Beyond Screen and Voice: Augmenting Aural Navigation with Screenless Access
Mikaylah Gross, School of Informatics and Computing, Department of Human-Centered Computing, Indiana University at IUPUI, mikgross@iupui.eduDavide Bolchini, School of Informatics and Computing, Department of Human-Centered Computing, Indiana University at IUPUI, dbolchin@iupui.edu
Abstract
The current interaction paradigm to access the mobile web forces people who are blind to hold out their phone at all times, thus increasing the risk for the device to fall or be robbed. Moreover, such continuous, two-handed interaction on a small screen hampers the ability of people who are blind to keep their hands free to control aiding devices (e.g., cane) or touch objects nearby, especially on-the-go. To investigate alternative paradigms, we are exploring and reifying strategies for "screenless access": a browsing approach that enables users to interact touch-free with aural navigation architectures using one-handed, in-air gestures recognized by an off-the-shelf armband. In this article, we summarize key highlights from an exploratory study with ten participants who are blind or visually impaired who experienced our screenless access prototype. We observed proficient navigation performance after basic training, users conceptual fit with a screen-free paradigm, and low levels of cognitive load, notwithstanding the errors and limits of the design and system proposed. The full paper appeared in W4A2018 [1].Introduction and Background
Whereas a blind person often travels with some form of adapted travel aid held in one hand (e.g., cane, a human companion or guide dog), mobile screen-reading tools force users to keep the phone in their hands at all times and slide fingers to manipulate a small control screen.

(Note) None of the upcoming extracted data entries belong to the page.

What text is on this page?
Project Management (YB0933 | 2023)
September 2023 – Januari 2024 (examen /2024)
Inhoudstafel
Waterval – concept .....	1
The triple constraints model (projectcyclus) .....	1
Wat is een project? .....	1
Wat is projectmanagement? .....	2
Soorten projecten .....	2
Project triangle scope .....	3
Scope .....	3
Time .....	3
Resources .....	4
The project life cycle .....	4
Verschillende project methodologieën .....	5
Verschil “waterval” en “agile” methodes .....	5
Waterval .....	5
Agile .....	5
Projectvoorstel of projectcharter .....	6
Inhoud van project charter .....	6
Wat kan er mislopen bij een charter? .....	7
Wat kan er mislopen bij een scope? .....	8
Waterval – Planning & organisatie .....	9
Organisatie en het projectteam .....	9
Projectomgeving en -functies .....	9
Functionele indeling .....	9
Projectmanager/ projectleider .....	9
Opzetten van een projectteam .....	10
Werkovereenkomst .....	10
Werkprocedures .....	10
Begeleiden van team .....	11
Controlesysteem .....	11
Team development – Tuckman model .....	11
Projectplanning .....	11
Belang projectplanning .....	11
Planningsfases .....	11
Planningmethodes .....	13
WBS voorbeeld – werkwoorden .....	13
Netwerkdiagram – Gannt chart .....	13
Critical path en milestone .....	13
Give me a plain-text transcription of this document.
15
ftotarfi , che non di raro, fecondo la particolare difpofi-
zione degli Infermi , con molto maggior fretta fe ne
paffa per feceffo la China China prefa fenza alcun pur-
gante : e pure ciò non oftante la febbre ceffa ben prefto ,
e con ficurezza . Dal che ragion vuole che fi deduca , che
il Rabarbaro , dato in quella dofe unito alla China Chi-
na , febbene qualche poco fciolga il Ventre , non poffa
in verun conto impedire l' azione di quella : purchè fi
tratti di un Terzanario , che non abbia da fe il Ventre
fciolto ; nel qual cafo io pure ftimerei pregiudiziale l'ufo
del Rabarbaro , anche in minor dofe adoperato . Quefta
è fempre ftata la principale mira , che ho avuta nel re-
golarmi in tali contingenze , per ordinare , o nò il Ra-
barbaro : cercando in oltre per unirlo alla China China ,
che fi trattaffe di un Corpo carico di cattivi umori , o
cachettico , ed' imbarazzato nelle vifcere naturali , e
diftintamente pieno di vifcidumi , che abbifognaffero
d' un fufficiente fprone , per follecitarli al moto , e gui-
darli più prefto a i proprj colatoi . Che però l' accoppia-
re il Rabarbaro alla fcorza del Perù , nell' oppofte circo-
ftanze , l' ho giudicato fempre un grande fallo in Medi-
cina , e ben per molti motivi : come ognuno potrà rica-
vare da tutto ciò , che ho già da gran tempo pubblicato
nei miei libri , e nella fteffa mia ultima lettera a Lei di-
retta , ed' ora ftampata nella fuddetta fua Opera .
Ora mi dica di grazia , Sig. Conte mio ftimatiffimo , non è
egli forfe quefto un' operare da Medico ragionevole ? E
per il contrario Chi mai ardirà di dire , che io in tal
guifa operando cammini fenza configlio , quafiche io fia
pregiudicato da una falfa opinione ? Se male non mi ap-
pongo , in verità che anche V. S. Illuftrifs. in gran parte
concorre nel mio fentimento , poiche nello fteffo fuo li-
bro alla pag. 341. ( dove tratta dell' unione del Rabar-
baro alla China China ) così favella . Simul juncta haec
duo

Because such screen-centric navigation requires a narrow range of motion and a fine-tuned interaction on the screen, users end up restricting phone use entirely to moments where they stand still. These moments halt travel altogether to perform quick searches, send a text, check the weather, locate the next bus transfer, or update social media.
The constant reliance on manipulating a screen surface may cause additional practical problems. For example, to avoid using earphones at all times, people who are blind or visually impaired often hold their phone close to their ears while having to slide fingers on the screen. In this type of scenario, for the volume to be heard directly and discreetly, the phone has to be held backward, with the speaker resting closer to the ear. As a result, users experience difficulty in mapping the direction of the gesture to the direction of navigation across objects on the screen. Existing research acknowledges these type of problems: having an extensive breadth of gestures required to interact with a small screen on a smartphone alongside a lack of tactile feedback may result in decreased efficiency and accuracy when navigating the screen or typing [2-4].
Alternative input solutions, such as voice-based dictation, are becoming available to reduce unwanted friction on a mobile screen, but at the cost of breaking security, social and privacy boundaries. For example, voice interactions are problematic in noisy environments, in public, or in quiet settings (e.g., voice-searching on the bus, dictating a passphrase in a shop, or in a library) [5-7]. Moreover, because of the difficulties in perceiving how others notice them, people who are blind or visually impaired often feel like they stand out in public spaces, and thus avoid noisy, attention-seeking input modes like voice [5].
Navigating through Screenless Access
We envision screenless access as a paradigm in which users can fluidly navigate aural information architectures on-the-go through some form of touch-free, one-handed gestural input, with the advantage of bypassing the requirement of touching or talking to a mobile screen.
As a first attempt to start demonstrating what screenless access could bring to the user experience, we reified our vision through AudioSword: a system that uses the Myo off-the-shelf armband Bluetooth-connected to a custom-designed mobile application [8].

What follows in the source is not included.